Beberapa  minggu  kemudian   di  Yogya  atas  anjuran Pemerintah  Pusat    dibentuk  Komite  Nasional  Indonesia (KNI)daerah  Yogyakarta. Atas  persetujuan  komite  dikeluarkan  amanat  Sultan  Hamengkubowono IX  pada 5 September 1945.  Isi  pokok  dari  amnat  itu adalah:

Pertama: Ngayogyakarta  Hadiningrat  berbentuk kerajaan  yang  merupakan  Daerah Istimewa, bagian dari  RI.

Kedua: Segala  kekuasaan  dalam negeri  dan  urusan pemerintahan  berada di tangan  Hamengkubowono IX.

Ketiga: Hubungan  antara Ngayogyakarta  Hadiningrat  dengan  pemerintah  Republik  Indonesia  bersifat  langsung  dan  Sultan Hamengkubowono IX  bertanggungjawab  langsung  kepada  Presiden RI.

Surat pernyataan ini  ditanggapi   positif  oleh  pemerintah   pusat.

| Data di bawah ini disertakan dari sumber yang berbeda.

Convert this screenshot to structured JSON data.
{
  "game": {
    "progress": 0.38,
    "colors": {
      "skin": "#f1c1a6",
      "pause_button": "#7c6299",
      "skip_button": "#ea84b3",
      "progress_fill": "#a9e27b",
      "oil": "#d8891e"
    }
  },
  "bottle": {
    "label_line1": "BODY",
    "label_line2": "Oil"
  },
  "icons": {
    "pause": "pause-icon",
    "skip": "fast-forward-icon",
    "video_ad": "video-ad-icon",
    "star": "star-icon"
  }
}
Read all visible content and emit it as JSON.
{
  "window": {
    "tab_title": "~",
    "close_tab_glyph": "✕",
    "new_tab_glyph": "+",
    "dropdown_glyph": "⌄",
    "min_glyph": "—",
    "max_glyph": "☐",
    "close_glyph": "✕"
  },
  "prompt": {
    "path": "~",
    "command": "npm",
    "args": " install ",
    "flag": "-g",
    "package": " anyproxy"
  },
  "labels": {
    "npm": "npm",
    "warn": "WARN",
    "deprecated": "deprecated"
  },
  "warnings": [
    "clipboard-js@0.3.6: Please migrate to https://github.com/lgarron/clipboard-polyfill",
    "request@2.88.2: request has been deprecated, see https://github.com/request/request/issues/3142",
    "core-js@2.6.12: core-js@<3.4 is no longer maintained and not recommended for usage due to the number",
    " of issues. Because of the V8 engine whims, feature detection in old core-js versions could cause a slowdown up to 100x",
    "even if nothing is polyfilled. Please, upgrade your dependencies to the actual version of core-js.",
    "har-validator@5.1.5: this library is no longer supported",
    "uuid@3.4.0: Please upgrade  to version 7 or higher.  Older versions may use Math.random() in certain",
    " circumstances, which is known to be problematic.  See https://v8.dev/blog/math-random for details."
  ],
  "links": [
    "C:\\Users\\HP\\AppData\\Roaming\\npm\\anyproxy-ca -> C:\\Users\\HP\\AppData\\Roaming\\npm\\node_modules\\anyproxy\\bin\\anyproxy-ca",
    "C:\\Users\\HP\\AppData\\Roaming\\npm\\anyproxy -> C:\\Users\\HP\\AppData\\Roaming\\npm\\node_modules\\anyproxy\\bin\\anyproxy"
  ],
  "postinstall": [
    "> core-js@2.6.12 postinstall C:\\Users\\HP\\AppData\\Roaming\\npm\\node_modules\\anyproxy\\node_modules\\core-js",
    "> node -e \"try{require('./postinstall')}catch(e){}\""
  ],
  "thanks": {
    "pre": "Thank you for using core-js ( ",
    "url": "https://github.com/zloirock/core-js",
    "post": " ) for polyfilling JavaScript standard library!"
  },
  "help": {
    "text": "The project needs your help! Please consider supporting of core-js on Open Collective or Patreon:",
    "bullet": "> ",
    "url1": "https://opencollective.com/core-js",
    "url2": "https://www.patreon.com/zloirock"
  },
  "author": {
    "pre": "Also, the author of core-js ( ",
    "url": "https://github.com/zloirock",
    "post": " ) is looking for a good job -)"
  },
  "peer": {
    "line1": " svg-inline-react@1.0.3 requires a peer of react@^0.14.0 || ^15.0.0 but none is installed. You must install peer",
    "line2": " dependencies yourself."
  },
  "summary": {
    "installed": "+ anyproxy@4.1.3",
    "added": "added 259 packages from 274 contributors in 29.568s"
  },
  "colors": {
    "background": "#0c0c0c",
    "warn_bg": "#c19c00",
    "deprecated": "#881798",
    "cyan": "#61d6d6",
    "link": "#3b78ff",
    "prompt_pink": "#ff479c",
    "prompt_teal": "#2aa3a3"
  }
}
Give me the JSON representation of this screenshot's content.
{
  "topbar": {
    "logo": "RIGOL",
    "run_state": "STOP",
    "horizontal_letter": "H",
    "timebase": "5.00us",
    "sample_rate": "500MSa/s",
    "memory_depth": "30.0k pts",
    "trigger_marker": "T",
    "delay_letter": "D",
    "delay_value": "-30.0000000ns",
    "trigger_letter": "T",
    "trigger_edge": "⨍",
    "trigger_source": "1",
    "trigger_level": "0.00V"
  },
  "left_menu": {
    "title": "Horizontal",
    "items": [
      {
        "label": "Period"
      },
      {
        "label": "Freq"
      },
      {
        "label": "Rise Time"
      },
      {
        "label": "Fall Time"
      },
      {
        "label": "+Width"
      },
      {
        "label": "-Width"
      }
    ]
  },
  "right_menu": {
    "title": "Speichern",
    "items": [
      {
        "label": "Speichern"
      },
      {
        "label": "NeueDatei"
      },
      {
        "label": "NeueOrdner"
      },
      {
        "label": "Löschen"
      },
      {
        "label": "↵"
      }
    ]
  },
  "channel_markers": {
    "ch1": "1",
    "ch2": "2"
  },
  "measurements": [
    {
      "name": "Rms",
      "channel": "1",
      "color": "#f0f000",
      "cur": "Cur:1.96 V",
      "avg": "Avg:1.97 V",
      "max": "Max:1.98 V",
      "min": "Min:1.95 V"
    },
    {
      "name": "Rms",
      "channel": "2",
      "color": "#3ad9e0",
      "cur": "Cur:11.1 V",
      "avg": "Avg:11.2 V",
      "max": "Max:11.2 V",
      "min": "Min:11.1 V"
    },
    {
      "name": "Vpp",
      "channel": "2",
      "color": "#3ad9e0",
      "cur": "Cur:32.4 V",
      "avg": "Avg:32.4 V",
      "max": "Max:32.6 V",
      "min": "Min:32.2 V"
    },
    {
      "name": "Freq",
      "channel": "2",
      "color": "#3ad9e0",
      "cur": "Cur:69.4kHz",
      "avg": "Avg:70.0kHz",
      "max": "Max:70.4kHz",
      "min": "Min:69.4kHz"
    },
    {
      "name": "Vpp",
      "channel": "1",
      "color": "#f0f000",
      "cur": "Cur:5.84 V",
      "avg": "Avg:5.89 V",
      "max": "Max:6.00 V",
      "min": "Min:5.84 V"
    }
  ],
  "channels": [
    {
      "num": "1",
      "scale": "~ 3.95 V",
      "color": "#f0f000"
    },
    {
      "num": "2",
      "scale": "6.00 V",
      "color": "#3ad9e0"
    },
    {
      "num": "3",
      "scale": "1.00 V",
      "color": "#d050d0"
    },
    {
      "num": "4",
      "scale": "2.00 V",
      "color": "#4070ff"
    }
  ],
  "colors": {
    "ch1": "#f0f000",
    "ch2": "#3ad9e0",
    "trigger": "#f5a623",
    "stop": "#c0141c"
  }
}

Keesokan harinya,  6  September 1945, dua  utusan  pemerintah—para menteri negera Mr. Sartono  dan  Mr. A.A. Maramis—datang  ke  Yogyakarta  untuk menyampaikan  piagam penetapan mengenai  kedudukan  Yogyakarta  dalam  lingkungan RI yang ditandatangani  oleh  Presiden Soekarno.  Piagam penetapan  ini  tertanggal  19  Agustus  1945  atau  sehari setelah  dikirimkannya  ucapan selamat   yang pertama  dari  Sultan HB IX. Isi  Piagam ini   menyatakan:

“Kami  Presiden  Republik Indonesia, menetapkan: Ingkang  Sinuwun  Kanjeng  Sultan  Hamengkubowono  Senopati  Ing  Ngalaga  Abdurahman  Sayidin  Panataagama  Kalifatullah ingkang  kaping  IX ing  Ngayogyakarta  Hadiningrat, pada  kedudukannya, dengan  kepercayaan  bahwa  Sri  Paduka  Kanjeng Sultan akan mencurahkan  segala  pikiran,  tenaga,  jiwa   dan  raga  untuk  keselamatan  daerah  Yogyakarta  sebagai  bagian  Republik Indonesia.”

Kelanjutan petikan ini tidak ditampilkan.